I went and patched the 1.6 Mistral model to work more smoothly with SGLang: SurfaceData/llava-v1.6-mistral-7b-sglang. I also tweaked the vicuna version as well SurfaceData/llava-v1.6-vicuna-7b-sglang

aliencaocao commented 8 months ago

I've created a repo for llava-v1.6-34B that works https://huggingface.co/dillonlaird/hf-llava-v1.6-34b looking at the other llava-hf models you basically need to add the preprocessor_config.json, which should be the same, and then add the added_tokens.json file

Thanks @dillonalaird , when trying to run your version of llava-1.6 using

python3 -m sglang.launch_server \
--model-path dillonlaird/hf-llava-v1.6-34b \
--tokenizer-path dillonlaird/hf-llava-v1.6-34b \
--host "0.0.0.0" \
--tp 2 \
--port 2222 \
--model-mode flashinfer

I ran into error RuntimeError: BatchPrefillWithPagedKVCache failed to dispatch with dtype Half

How are you running this for it to work for you? thanks!

Does it error if you dont use flashinfer?
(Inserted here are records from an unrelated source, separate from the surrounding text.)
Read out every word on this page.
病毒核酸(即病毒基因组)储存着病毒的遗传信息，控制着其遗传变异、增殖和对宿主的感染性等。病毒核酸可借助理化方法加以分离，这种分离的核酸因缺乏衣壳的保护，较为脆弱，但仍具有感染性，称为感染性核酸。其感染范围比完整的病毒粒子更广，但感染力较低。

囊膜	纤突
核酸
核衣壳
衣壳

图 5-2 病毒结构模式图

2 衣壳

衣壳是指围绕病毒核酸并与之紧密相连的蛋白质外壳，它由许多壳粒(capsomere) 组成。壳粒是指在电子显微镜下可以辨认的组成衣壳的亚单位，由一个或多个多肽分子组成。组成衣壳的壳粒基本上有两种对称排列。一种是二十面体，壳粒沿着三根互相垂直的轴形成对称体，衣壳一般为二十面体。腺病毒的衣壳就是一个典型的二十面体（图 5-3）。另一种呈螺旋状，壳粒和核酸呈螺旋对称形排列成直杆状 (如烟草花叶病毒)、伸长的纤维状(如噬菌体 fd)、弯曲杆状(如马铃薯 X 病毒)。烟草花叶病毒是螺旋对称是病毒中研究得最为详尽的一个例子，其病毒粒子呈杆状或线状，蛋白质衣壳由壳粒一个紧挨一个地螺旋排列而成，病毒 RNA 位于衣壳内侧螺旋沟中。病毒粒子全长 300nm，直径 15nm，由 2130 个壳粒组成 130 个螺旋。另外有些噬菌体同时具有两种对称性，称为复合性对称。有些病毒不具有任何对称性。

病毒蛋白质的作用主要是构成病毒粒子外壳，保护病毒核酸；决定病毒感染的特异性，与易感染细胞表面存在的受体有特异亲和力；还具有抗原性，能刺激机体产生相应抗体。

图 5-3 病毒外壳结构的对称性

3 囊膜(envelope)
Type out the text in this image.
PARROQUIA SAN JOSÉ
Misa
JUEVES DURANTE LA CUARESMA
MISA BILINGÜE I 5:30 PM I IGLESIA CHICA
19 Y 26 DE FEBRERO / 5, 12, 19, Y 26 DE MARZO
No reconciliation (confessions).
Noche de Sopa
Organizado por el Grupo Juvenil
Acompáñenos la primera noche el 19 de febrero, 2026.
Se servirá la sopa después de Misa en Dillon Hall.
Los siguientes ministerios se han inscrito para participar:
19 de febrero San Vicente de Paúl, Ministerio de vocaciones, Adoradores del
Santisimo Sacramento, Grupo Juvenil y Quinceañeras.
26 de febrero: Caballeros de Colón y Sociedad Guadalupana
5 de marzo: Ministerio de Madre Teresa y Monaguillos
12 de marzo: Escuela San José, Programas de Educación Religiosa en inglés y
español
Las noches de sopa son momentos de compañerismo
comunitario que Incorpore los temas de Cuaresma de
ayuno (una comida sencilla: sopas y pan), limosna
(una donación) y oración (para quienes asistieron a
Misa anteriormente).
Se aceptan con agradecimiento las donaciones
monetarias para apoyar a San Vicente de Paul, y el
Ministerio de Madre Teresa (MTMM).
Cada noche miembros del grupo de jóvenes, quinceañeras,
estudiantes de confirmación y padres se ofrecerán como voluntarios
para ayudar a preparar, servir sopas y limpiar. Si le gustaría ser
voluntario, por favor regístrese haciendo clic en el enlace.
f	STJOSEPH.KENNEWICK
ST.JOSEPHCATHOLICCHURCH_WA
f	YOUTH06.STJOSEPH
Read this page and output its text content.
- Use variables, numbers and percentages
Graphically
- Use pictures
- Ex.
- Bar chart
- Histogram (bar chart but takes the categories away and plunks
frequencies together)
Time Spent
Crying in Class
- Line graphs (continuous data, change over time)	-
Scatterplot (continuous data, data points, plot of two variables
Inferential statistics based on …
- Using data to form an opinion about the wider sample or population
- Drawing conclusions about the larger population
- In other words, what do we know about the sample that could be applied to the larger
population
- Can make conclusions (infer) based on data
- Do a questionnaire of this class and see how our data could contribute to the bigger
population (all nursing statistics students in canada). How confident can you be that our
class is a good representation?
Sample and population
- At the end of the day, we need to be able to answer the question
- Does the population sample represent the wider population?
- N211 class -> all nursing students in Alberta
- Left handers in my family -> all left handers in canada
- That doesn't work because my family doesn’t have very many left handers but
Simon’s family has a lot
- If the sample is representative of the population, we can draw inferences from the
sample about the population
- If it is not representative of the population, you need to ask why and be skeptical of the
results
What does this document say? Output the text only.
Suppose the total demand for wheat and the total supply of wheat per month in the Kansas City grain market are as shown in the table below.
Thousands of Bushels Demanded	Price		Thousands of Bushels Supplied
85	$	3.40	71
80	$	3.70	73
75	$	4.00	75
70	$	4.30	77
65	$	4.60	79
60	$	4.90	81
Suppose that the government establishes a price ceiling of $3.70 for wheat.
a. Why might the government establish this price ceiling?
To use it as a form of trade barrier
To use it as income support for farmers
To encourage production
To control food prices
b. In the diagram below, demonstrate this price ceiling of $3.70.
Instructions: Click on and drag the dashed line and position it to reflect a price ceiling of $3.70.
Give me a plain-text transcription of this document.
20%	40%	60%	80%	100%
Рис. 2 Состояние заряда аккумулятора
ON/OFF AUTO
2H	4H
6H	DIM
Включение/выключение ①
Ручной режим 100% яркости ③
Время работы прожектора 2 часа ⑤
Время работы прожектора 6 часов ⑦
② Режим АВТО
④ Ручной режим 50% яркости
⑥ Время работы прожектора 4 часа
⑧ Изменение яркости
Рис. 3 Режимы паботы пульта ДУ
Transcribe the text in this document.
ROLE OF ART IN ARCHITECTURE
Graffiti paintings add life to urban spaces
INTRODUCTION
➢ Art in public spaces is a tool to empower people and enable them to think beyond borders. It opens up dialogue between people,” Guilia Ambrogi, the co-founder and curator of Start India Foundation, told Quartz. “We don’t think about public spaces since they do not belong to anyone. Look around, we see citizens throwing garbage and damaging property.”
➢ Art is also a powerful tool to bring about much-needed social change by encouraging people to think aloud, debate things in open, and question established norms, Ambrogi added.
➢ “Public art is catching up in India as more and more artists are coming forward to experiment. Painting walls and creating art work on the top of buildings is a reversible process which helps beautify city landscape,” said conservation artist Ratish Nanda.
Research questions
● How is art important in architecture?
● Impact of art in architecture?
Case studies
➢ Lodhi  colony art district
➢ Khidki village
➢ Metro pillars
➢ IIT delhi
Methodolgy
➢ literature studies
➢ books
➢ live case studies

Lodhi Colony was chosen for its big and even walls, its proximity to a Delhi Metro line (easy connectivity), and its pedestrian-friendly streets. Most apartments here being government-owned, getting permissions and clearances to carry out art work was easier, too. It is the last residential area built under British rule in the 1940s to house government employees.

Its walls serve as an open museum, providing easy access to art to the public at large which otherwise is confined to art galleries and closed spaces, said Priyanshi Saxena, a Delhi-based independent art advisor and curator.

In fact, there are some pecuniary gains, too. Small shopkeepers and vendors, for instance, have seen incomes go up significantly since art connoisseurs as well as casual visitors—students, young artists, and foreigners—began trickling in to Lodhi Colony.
The error message sounds like flashinfer cannot cast your model to fp16 possibly due to outdated hardware or cuda driver

Gutianpei commented 8 months ago

I have the same error with flashinfer too, llava1.5 is fine with flashinfer. Sounds like there is a bug specific with llava1.6 model loading with flashinfer.

github-actions[bot] commented 3 months ago

This issue has been automatically closed due to inactivity. Please feel free to reopen it if needed.

pooya-mohammadi commented 2 months ago

I have the same issue. Is there any updates?